S'il en résulte une incertitude sur la nature des recours qui seront ouverts contre cette mesure privative de liberté, la seule information, donnée au procureur de la République, de la mise en œuvre de la mesure à l'égard de telle ou telle personne ne saurait, en tout état de cause, être considérée comme assurant un contrôle effectif de la régularité de la retenue.

A tout le moins – et quelle que soit la qualification juridique qui lui sera donnée – le juge des libertés et de la détention qui sera saisi d'une demande de prolongation de la rétention précédée de cette retenue devra-t-il pouvoir en apprécier la régularité au titre des pouvoirs qu'il tient de l'article 66 de la Constitution.

Cette exigence ne garantira toutefois un contrôle effectif par une autorité judiciaire au sens de l'article 5 de la CEDH que si ce contrôle intervient dans un délai permettant de tirer les conséquences de vices susceptibles d'entacher la régularité de la retenue.

Il est donc impératif de revenir sur les dispositions de la loi du 16 juin 2011 qui, modifiant l'article L 552-1 du CESEDA a reporté de 48 heures à cinq jours le délai dans lequel le juge des libertés et de la détention doit être saisi aux fins de prolongation de la rétention.

Les informations fournies par la Cimade selon lesquelles cette disposition a fait passer de 8,4 à 25 le pourcentage de mesures d'éloignement mises en œuvre, en Métropole, hors de tout contrôle du juge judiciaire légitiment a fortiori cette exigence, qui découle tant de l'article 15 de la directive « retour » que des principes constitutionnels les plus assurés, la décision du Conseil constitutionnel n° 2011-631 DC du 9 juin 2011 qui valide ce report apparaissant comme un véritable reniement de sa jurisprudence antérieure.

Enfin, il serait inconcevable que le point de départ du délai imparti à l'autorité administrative pour saisir le JLD aux fins de prolongation de la rétention ne soit pas fixé au début de la retenue qui l'aura précédée. Il doit évidemment en aller ainsi quel que soit ce délai mais a fortiori s'il était maintenu à cinq jours. Autant, en effet, il était à la rigueur concevable que les durées de la garde à vue – mesure de police judiciaire – et de la rétention – mesure administrative – s'additionnent sans se confondre pour la computation du délai d'intervention du juge judiciaire, autant il ne saurait en aller de même s'agissant de la durée de deux mesures administratives de retenue/rétention se succédant sans solution de continuité.

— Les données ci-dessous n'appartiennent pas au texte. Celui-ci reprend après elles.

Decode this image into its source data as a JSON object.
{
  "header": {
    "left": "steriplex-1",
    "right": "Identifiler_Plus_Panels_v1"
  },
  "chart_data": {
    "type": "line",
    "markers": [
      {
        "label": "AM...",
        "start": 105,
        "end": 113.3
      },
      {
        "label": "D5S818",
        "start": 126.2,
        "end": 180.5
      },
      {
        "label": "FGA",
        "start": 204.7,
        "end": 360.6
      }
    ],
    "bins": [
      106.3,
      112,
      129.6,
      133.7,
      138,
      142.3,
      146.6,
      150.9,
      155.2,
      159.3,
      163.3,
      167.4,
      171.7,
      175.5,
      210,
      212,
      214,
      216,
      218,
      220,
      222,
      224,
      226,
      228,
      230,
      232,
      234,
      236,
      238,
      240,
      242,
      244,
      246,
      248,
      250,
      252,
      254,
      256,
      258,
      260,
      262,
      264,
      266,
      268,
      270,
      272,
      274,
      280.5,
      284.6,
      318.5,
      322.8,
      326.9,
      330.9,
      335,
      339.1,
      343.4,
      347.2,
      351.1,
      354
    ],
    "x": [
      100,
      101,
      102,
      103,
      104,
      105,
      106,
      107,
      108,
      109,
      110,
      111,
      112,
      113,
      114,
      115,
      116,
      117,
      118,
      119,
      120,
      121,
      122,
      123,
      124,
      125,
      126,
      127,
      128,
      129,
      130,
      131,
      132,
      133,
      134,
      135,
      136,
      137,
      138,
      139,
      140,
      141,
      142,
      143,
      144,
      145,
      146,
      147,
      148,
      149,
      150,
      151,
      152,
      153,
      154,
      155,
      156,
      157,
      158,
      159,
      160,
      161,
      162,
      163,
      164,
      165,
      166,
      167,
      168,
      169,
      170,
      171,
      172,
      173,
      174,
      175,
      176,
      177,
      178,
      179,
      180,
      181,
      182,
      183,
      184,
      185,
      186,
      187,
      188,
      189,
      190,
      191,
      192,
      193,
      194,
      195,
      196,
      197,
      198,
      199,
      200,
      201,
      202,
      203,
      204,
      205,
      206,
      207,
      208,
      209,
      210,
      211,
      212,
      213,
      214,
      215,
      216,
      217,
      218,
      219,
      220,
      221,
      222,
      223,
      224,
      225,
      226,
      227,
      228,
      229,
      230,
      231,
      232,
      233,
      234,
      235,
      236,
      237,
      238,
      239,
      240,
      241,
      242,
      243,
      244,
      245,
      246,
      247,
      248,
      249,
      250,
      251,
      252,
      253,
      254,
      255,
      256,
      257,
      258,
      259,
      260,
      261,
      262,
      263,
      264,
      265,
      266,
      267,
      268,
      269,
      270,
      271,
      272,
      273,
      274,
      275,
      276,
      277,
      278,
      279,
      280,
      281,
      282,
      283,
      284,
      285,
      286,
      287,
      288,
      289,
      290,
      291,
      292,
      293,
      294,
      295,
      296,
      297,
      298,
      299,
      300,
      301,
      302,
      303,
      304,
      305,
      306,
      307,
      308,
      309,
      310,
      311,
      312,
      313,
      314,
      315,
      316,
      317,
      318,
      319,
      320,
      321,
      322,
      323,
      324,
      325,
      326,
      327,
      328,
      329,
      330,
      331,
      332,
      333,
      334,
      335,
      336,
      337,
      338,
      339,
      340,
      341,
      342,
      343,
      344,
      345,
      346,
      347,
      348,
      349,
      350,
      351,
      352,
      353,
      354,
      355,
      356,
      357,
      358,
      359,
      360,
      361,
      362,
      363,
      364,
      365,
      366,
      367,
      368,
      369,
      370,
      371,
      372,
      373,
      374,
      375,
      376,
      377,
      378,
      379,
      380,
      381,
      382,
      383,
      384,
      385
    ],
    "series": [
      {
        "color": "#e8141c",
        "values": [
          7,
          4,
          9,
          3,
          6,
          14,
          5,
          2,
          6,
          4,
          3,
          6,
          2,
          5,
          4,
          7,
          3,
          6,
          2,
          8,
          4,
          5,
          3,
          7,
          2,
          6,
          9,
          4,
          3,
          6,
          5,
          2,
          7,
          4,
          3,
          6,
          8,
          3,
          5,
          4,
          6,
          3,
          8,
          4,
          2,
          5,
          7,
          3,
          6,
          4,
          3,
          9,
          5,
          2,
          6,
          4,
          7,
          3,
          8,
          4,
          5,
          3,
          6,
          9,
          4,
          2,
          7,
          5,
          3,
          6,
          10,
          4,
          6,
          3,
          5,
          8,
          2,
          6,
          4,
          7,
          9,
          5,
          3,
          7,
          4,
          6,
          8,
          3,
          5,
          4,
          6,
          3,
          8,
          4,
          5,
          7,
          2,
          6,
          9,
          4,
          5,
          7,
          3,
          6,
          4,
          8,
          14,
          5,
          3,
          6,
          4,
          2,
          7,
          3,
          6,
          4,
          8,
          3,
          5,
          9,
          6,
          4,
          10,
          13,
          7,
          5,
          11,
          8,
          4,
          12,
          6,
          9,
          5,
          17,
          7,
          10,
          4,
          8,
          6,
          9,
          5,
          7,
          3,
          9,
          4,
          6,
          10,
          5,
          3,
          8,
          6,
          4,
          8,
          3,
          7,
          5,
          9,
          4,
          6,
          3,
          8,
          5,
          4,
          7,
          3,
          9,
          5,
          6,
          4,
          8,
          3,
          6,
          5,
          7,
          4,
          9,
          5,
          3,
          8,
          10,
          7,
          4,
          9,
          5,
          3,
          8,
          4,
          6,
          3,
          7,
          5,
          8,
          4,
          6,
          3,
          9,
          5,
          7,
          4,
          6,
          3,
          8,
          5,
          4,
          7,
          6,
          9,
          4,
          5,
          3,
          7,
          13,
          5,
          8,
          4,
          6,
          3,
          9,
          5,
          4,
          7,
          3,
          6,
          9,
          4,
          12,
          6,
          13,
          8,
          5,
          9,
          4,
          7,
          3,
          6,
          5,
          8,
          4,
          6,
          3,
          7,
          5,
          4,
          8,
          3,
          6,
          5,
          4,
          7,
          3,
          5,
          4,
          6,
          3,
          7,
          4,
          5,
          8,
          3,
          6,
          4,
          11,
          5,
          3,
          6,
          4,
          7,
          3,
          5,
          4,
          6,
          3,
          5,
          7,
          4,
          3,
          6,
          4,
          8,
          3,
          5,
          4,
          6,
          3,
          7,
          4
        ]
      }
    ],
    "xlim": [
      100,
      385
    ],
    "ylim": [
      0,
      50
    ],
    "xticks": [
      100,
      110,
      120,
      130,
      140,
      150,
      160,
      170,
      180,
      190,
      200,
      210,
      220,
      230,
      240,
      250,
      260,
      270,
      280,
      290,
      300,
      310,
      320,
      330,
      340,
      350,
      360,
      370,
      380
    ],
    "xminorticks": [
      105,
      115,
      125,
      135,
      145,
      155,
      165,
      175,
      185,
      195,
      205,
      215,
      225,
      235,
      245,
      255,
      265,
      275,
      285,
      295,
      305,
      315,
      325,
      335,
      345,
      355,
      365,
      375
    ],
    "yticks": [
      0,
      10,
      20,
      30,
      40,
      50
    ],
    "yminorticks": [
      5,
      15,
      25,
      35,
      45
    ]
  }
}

{{III. Sur les garanties dont doivent bénéficier les personnes retenues
}}

Les droits de la personne retenue doivent être définis et consacrés en tenant compte, tout à la fois, des finalités et des modalités de la retenue que la loi institue. Privation de liberté impliquant l'exercice d'une contrainte, elle est au surplus conçue pour être l'antichambre des mesures d'éloignement qui marqueront, pour les étrangers qui les subiront, un arrachement brutal à des liens professionnels, familiaux, sociaux, affectifs et le retour impréparé vers un pays où, souvent, ils ne trouveront aucun accueil. Autant dire que l'enjeu personnel et humain que concentrent les premières heures d'un tel basculement justifient largement l'ouverture de droits qui assurent aux intéressés la capacité d'y faire face dans les moins mauvaises conditions.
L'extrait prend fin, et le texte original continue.